Uno zingaro? Ma ce n'ha ancora degli zingari, fuorchè nella Russia e nel Trovatore? — Perchè, non ce ne dovrebbe più essere? Lo zingaro non è forse un pensiero errante di paese in paese, facendo suo con ardita frode quanto non gli verrebbe concesso dall'umana avarizia? Ammesso — il che veramente non so — il paragone, lo zingaro può avere subìto trasformazioni, non mai essersi perduto. Permettete, signor mio, che io cerchi di vincere, s'è possibile, la vostra ritrosìa nell'accettarmi a compagno, evocando i benigni influssi dell'eloquenza tradizionale de' miei avi novellatori e poeti: tolleratemi dieci minuti... Non sono discreto? Ne spendete tanti a sopportare il trionfo della ciarla su pelle gazzette e nei parlamenti!

La storia dell'umanità nella nostra tribù dividiamo in tre ere: la scoperta della foglia di fico, quella dell'America e questa della fotografia. Dopo la fatale scoperta dei primi nostri nonni, ecco l'uomo-zingaro che migrando dall'Asia percorre poco alla volta le plaghe mondiali, lasciando qua e là un lambello del suo saio. Quell'età non avendo lasciato giornali, nè ritratti d'illustri contemporanei, per mancanza di sicuri documenti veniamo alla seconda. Scoperta l'America, gli zingari si precipitano su di essa: a sentirli sono venuti a seminare la libertà e le patate; tutto d'allora in poi deve spirare amore, felicità. Mentre gli umanitarii cianciano di quest'inezia di riformare quel mondo, pillottando colle solite spezie della cristiana uguaglianza e dei civili diritti la tiritera; mentre gl'indigeni buoni e semplici come un popolo che non sa un'acca di mutuo soccorso e di monte di pietà, aprono un tanto di bocca dalla meraviglia, i missionarii iniziano la riforma facendo scomparire nell'abisso delle loro tasche i tesori di quelle fortunate contrade: siccome però il mestiere di moralista è meno facile di quanto si crede, il tiro si scopre, proteste, recriminazioni, rivolta; il torto è necessariamente degli Americani poichè l'astuzia, la forza è agli zingari. I quali, smessi i lenocini della ciaccola, pagano a misura di carbone la cordiale ospitalità americana.

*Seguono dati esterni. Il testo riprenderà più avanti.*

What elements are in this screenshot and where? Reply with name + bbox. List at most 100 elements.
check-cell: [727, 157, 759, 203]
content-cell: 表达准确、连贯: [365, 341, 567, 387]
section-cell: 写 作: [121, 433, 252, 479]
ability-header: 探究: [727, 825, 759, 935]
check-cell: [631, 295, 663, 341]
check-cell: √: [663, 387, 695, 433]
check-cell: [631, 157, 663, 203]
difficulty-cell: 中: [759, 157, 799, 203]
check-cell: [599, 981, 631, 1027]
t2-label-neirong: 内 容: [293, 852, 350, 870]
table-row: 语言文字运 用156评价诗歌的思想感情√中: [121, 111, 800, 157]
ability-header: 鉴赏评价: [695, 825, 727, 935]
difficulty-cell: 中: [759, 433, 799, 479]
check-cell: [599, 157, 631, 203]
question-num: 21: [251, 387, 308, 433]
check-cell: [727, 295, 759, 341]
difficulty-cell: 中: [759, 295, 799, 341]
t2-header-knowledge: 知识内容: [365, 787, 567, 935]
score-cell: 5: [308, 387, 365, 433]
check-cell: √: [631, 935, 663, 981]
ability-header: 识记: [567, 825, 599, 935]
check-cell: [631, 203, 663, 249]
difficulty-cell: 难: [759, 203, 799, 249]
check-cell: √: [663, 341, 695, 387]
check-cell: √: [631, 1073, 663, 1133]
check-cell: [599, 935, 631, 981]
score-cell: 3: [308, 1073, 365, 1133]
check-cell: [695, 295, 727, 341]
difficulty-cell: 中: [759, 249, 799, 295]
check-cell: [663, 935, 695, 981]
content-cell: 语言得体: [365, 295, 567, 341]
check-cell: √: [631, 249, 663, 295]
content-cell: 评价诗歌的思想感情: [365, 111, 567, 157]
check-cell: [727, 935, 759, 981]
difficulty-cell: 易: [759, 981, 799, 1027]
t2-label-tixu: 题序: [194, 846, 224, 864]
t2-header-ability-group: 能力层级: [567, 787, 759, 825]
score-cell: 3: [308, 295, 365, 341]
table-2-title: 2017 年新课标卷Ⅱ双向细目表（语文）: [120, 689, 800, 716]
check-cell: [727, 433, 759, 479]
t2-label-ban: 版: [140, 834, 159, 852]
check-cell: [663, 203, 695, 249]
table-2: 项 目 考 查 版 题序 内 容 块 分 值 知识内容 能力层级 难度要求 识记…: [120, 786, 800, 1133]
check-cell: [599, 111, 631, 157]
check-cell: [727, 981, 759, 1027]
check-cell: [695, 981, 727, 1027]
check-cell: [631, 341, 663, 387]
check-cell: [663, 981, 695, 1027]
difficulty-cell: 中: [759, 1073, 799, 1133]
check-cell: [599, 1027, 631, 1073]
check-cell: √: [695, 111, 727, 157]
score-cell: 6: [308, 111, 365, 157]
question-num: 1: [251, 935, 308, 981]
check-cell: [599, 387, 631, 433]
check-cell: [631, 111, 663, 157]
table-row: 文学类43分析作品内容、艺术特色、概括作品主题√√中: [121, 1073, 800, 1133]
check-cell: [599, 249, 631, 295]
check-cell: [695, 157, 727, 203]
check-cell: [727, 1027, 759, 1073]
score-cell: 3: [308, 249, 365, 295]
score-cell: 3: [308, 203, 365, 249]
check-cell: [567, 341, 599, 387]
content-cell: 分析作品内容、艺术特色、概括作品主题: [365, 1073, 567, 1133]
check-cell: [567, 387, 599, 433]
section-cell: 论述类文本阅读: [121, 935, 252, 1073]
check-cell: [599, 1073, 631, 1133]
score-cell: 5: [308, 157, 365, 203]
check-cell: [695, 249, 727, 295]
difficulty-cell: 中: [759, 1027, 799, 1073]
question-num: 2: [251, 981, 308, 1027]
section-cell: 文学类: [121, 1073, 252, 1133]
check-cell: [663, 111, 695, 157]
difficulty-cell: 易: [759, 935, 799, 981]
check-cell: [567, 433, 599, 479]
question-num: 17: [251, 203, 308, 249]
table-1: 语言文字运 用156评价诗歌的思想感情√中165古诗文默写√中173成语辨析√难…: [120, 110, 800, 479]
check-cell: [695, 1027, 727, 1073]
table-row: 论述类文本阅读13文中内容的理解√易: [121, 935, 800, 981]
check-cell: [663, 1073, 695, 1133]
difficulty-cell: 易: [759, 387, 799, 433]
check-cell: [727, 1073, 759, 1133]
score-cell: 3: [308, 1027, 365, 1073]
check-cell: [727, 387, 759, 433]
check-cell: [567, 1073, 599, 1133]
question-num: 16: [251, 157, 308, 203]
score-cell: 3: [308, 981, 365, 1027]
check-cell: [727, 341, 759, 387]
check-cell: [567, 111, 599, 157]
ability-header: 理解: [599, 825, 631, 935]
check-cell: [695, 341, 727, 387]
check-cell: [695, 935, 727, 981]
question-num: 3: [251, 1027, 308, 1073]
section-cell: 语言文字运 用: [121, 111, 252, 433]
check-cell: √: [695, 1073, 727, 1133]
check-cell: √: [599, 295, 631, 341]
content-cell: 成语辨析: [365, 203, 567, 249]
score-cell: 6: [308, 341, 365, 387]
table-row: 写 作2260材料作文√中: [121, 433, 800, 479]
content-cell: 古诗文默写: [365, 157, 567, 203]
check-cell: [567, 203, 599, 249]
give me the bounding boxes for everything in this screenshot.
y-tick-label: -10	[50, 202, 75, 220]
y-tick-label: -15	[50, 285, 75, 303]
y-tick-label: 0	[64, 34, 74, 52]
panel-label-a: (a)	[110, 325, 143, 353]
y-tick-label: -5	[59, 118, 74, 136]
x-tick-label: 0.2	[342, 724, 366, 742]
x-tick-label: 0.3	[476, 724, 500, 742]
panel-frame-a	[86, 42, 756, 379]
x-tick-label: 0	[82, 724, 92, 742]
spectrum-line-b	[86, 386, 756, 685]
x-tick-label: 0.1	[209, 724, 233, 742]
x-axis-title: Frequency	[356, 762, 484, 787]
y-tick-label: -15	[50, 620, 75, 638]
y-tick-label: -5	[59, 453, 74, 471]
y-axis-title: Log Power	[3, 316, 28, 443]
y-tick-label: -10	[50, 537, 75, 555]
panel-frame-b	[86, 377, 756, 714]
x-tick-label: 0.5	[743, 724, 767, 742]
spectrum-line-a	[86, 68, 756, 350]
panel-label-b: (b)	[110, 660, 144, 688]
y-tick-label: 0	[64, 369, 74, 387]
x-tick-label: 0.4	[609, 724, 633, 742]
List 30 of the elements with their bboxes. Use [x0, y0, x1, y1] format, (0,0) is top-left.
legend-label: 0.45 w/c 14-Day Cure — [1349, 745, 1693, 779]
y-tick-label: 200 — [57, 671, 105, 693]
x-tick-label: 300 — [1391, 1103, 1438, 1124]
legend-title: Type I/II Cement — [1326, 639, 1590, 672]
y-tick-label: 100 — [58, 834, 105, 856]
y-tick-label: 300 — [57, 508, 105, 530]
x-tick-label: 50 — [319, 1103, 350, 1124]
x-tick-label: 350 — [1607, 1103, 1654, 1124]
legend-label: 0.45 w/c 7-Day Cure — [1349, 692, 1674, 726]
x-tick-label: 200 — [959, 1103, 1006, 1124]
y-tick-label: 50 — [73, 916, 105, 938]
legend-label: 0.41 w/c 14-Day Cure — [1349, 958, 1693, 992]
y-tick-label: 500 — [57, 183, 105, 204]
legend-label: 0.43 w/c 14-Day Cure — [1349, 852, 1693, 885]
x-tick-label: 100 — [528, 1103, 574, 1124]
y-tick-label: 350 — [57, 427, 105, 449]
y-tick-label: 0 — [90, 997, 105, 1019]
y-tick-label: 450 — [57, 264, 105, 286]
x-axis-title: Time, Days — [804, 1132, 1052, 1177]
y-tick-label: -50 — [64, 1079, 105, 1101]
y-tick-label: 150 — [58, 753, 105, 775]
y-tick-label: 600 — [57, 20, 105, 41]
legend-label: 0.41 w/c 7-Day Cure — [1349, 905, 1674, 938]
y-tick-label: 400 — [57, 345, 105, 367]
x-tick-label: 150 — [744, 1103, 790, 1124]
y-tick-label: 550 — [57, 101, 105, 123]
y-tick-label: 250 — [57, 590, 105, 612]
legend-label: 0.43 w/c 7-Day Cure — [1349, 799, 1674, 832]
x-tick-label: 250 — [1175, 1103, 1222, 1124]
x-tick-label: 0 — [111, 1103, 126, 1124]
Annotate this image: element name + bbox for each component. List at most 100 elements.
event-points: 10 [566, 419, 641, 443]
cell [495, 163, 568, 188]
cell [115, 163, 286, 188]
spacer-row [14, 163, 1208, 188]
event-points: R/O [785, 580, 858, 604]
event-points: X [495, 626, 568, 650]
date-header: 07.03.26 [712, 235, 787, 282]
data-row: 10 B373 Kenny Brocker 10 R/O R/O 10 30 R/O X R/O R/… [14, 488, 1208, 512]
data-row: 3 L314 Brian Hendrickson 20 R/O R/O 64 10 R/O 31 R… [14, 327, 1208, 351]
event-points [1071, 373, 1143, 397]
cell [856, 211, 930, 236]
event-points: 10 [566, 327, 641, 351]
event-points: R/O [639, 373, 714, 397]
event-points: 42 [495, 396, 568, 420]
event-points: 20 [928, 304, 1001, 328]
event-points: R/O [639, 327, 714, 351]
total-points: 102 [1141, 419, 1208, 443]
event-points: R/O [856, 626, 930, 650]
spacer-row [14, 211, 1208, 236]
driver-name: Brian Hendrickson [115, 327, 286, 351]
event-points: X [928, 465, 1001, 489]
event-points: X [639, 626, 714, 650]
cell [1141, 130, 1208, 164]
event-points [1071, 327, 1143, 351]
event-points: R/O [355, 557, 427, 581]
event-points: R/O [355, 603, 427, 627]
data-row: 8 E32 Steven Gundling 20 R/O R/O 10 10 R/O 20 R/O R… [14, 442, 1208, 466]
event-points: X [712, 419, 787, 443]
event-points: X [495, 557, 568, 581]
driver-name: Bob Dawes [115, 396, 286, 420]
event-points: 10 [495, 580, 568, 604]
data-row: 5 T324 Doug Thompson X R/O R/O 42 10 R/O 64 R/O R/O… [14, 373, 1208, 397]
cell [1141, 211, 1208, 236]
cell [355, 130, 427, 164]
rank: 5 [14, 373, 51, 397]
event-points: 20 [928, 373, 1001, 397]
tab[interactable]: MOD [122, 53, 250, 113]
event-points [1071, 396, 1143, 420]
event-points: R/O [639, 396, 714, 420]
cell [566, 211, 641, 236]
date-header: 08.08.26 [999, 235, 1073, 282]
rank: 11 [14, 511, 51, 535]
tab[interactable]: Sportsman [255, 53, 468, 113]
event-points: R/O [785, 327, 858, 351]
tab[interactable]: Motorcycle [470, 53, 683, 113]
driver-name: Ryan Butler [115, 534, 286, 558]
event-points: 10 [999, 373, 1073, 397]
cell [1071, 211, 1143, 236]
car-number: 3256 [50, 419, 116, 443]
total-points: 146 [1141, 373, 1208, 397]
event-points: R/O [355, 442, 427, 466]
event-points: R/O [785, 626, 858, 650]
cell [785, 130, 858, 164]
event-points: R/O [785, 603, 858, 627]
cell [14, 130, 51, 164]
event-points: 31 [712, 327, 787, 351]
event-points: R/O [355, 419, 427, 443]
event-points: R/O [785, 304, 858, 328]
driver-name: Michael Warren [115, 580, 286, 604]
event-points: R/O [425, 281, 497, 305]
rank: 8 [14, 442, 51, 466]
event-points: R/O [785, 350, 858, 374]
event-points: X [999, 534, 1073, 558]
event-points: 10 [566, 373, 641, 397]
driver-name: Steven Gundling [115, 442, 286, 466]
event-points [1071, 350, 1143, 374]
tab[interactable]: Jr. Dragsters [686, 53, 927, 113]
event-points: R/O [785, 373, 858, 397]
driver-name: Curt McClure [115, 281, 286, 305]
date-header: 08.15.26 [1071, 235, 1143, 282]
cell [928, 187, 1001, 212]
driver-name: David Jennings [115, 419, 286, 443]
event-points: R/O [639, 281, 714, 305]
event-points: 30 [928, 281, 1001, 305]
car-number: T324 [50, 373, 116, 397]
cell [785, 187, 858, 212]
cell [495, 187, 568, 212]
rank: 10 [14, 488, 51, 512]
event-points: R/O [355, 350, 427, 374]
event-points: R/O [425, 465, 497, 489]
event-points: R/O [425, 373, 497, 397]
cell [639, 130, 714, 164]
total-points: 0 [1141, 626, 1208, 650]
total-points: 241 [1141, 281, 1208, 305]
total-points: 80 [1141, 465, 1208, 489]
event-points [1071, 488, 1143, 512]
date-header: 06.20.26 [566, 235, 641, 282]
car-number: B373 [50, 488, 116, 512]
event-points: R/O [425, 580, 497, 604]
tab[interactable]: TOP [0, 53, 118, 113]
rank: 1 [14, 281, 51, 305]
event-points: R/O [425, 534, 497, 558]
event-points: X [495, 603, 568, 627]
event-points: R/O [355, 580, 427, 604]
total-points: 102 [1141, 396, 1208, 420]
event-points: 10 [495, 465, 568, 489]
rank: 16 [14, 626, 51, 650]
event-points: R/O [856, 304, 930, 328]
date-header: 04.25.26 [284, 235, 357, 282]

Un bel dì però, per solenne grazia del proverbio, il gruppo venne al pettine, e gli zingari, scardassati addovere, sono costretti ad alzare i tacchi da quella terra non ancora matura.....

— Ma — lasciando la storia in disparte — questi non mi paiono gli zingari della tradizione....

— Eh! pensate se li conosco! Lo zingaro è volgarmente un vagabondo che va dicendo la buona ventura nelle capanne del contadino, pei trivii, nelle osterie e nelle canove in tempo di mercati, di fiere e di feste; sa rattoppare qualche volta i caldani e le pentole; compone farmachi e filtri preziosissimi; vende ai più generosi il prezioso segreto — oh! datene un po' anc'a me per amore di Dio! — di farsi amare; commuta minuterie dorate senza valore con antichi smanigli d'oro, non perdendo il destro d'accalappiarvi con quella sua cera da nesci e di farvi sparire di mano l'anello che ricusaste di vendergli.

Ma ora tutta questa scienza a che può ancora servire? Vendono tuttora augurii di nozze e predizioni di fortuna? O, visto che nella capanna affumicata del contadino, comincia a penetrare la luce che guizza dai centri di civiltà e di corruzione, lo zingaro, nascosti nella foresta il tamburo, le nacchere, le carte divinatrici e la non più magica bacchetta, non è entrato di contrabbando nella città, e con mille vicende di fogge e di fortuna, non s'è fatto ora sollecitatore d'impieghi o tagliaborse, letterato di plagi e d'occasione, giornalista o mezzano? E la scienza per cui gli riusciva di imbarcare il lunario nei boschi deserti, fra i monti incresciosi, sarà poi sì feconda in espedienti da far fronte alla desta oculatezza dei cittadini, da sapere con rapida mano ordire trame impercettibili che pure ad un baleno si stringano sì fortemente con mille nodi attorno al meglio esperto da torgli ogni scampo — e se fallisce, quando tutto sta per naufragare sotto i colpi d'un galantuomo che non vuole perire invendicato, da risospingerlo al largo dalle secche, risoffiargli in poppa vento e fortuna in barba agli onesti?

No, questa non è la nostra tribù — a cui non vorrete con dura parzialità negare l'istinto del progresso alla perfettibilità umana, che asserite innato in ogni creatura.